# Belgian Lines



## BR870 (May 15, 2011)

Talk to me about the Belgian lines. I met the most awesome dog, Hope :wub:, at the local SchH club. She was great... Anyway, I'm not very familiar with dogs from Belgian lines.

Anyway care to educate me more about them?


----------



## carmspack (Feb 2, 2011)

You would have to supply more information . Belgian lines are combinations of west german working lines.
Carmen


----------



## DanielleOttoMom (May 11, 2010)

It would be very interesting to find out more.....

I was told by the breeder I got Circe from that she was from Belgium lines. I can post her pedigree if you like. I just don't want to still your thread. I'm excited to see what others say! :wild:


----------



## BR870 (May 15, 2011)

carmspack said:


> You would have to supply more information . Belgian lines are combinations of west german working lines.
> Carmen


I didn't get much more that she was from Belgian lines. I will find out her full registered name at training next time.

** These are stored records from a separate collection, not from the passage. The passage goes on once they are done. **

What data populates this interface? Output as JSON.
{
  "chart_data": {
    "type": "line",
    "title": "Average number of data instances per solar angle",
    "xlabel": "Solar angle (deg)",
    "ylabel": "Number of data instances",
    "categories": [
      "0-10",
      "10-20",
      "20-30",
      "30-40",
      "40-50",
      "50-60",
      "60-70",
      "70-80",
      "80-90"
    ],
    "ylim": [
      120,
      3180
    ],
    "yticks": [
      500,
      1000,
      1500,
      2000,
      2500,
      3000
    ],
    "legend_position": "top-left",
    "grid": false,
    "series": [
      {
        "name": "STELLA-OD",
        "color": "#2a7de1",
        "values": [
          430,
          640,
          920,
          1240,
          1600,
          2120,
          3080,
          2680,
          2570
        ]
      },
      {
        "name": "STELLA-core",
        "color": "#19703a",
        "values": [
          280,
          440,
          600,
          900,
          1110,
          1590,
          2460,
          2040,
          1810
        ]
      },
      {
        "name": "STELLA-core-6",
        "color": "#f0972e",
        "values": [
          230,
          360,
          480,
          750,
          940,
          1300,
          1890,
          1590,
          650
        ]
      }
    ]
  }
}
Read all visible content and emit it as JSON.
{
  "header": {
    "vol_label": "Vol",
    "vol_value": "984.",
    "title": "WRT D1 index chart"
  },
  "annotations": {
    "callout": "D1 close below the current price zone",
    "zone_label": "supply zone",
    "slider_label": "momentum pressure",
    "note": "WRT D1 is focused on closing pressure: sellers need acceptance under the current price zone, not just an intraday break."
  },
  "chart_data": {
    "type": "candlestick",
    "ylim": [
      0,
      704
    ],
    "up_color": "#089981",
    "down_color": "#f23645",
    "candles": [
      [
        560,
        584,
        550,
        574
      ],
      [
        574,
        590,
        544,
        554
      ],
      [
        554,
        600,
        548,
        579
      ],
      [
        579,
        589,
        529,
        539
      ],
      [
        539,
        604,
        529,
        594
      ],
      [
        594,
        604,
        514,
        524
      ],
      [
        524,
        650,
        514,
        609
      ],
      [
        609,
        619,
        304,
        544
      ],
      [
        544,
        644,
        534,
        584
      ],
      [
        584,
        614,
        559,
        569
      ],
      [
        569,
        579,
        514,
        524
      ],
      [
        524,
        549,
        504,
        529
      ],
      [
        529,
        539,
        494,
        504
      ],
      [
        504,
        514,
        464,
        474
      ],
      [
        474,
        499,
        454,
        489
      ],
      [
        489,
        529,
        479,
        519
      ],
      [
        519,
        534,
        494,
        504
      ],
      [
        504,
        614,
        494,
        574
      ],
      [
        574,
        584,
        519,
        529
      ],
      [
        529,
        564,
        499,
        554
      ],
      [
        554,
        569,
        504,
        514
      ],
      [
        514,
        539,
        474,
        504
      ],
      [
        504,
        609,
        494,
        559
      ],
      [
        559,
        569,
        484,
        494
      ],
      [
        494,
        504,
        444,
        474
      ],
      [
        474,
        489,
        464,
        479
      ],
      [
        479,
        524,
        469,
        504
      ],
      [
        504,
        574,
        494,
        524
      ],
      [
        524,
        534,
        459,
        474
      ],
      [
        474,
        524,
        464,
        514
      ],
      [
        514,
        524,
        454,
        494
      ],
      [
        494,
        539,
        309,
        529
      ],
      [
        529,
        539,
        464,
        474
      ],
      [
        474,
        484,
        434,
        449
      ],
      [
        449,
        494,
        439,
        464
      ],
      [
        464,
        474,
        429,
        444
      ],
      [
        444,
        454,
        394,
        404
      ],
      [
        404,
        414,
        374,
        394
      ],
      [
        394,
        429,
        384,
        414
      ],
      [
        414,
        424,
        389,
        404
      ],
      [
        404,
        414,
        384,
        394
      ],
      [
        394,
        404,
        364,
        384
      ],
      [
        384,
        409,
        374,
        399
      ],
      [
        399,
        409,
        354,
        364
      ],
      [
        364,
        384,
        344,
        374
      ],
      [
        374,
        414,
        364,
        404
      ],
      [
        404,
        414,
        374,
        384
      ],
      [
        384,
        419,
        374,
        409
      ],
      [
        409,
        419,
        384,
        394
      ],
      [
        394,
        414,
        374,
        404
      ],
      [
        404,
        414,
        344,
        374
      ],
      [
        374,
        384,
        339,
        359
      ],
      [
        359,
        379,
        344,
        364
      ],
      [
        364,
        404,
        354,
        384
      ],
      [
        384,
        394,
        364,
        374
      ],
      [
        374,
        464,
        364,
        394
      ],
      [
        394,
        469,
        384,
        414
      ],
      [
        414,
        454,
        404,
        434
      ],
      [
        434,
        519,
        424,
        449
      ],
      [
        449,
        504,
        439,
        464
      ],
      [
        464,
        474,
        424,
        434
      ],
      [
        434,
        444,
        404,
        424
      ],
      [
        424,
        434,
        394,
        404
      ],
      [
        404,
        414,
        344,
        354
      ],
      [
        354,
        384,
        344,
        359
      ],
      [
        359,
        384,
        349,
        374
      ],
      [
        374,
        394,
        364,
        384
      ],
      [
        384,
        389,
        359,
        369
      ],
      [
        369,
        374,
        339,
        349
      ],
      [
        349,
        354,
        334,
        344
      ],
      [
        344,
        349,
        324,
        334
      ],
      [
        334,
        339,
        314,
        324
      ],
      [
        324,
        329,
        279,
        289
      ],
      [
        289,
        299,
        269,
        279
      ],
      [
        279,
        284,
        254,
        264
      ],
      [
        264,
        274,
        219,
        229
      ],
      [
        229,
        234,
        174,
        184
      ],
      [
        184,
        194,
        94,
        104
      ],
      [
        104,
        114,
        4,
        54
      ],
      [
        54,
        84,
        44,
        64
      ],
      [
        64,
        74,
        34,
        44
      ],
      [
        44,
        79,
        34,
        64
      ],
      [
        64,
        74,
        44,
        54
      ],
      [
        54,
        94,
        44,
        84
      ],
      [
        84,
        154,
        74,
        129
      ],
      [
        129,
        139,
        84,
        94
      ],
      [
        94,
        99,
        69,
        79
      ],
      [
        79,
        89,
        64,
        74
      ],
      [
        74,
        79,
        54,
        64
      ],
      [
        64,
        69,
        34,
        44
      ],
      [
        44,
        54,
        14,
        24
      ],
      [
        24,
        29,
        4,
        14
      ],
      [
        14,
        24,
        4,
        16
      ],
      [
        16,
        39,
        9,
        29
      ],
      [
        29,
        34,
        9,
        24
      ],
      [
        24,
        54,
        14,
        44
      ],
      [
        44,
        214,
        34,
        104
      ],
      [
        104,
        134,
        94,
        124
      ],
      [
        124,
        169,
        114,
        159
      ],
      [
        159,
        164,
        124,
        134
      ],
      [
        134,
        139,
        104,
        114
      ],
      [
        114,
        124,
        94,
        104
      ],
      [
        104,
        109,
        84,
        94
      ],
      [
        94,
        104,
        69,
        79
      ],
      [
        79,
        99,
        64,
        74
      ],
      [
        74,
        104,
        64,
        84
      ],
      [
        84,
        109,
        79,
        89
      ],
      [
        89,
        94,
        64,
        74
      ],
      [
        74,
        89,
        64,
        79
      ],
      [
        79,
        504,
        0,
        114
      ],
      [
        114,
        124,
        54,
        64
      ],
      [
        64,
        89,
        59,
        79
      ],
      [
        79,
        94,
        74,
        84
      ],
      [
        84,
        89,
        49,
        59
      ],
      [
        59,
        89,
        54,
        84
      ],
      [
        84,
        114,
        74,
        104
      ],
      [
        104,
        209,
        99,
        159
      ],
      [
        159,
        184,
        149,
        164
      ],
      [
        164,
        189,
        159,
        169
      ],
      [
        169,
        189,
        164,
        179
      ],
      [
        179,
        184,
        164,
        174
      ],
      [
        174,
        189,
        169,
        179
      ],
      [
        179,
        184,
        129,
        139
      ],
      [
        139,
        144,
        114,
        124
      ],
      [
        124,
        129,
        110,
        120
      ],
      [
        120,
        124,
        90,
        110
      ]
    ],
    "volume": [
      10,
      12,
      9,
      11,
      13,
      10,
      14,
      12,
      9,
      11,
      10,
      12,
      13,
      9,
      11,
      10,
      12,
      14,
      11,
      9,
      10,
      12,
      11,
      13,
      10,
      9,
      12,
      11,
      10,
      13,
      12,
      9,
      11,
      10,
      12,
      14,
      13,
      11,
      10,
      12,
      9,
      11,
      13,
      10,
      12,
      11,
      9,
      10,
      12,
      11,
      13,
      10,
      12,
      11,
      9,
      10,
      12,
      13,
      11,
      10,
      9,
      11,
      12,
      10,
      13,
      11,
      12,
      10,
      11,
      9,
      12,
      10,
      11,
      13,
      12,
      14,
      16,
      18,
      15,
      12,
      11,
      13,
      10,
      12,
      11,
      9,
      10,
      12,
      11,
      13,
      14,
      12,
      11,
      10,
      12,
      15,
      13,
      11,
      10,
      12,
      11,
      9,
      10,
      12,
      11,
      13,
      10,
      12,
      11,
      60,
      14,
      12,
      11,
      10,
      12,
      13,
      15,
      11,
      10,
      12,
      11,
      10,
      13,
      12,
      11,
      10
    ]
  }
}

Unfortunately I won't be able to make it tomorrow. Family obligations... Next weekend though


----------



## BR870 (May 15, 2011)

DanielleOttoMom said:


> It would be very interesting to find out more.....
> 
> I was told by the breeder I got Circe from that she was from Belgium lines. I can post her pedigree if you like. I just don't want to still your thread. I'm excited to see what others say! :wild:


No please, by all means...

Hope was awesome. By far the best behaved and most impressive of the bunch. Great obedience, and transitioned from the sleeve to being a total sweat heart.... I was very impressed by her


----------



## Northern GSDs (Oct 30, 2008)

There was a thread with some Belgian line discussion not too long ago...let's see if I can link it:

http://www.germanshepherds.com/foru...152644-belgium-working-lines.html#post2045092


----------



## BR870 (May 15, 2011)

BR870 said:


> No please, by all means...
> 
> Hope was awesome. By far the best behaved and most impressive of the bunch. Great obedience, and transitioned from the sleeve to being a total sweat heart.... I was very impressed by her


I should condition this statement... What I mean by "sweat heart" is probably not other peoples definition. I just mean approachable and calm, NOT overly gushy... 

She had that glimmer in her eyes. You could see she was having fun and loved her owner/handler.


----------



## DanielleOttoMom (May 11, 2010)

Worthy's Lady Circe - German Shepherd Dog

Circe is a lot darker now the picture you see is when she was younger. She has a great on off switch. Awesome when working and fun to work with. Love this girl!


----------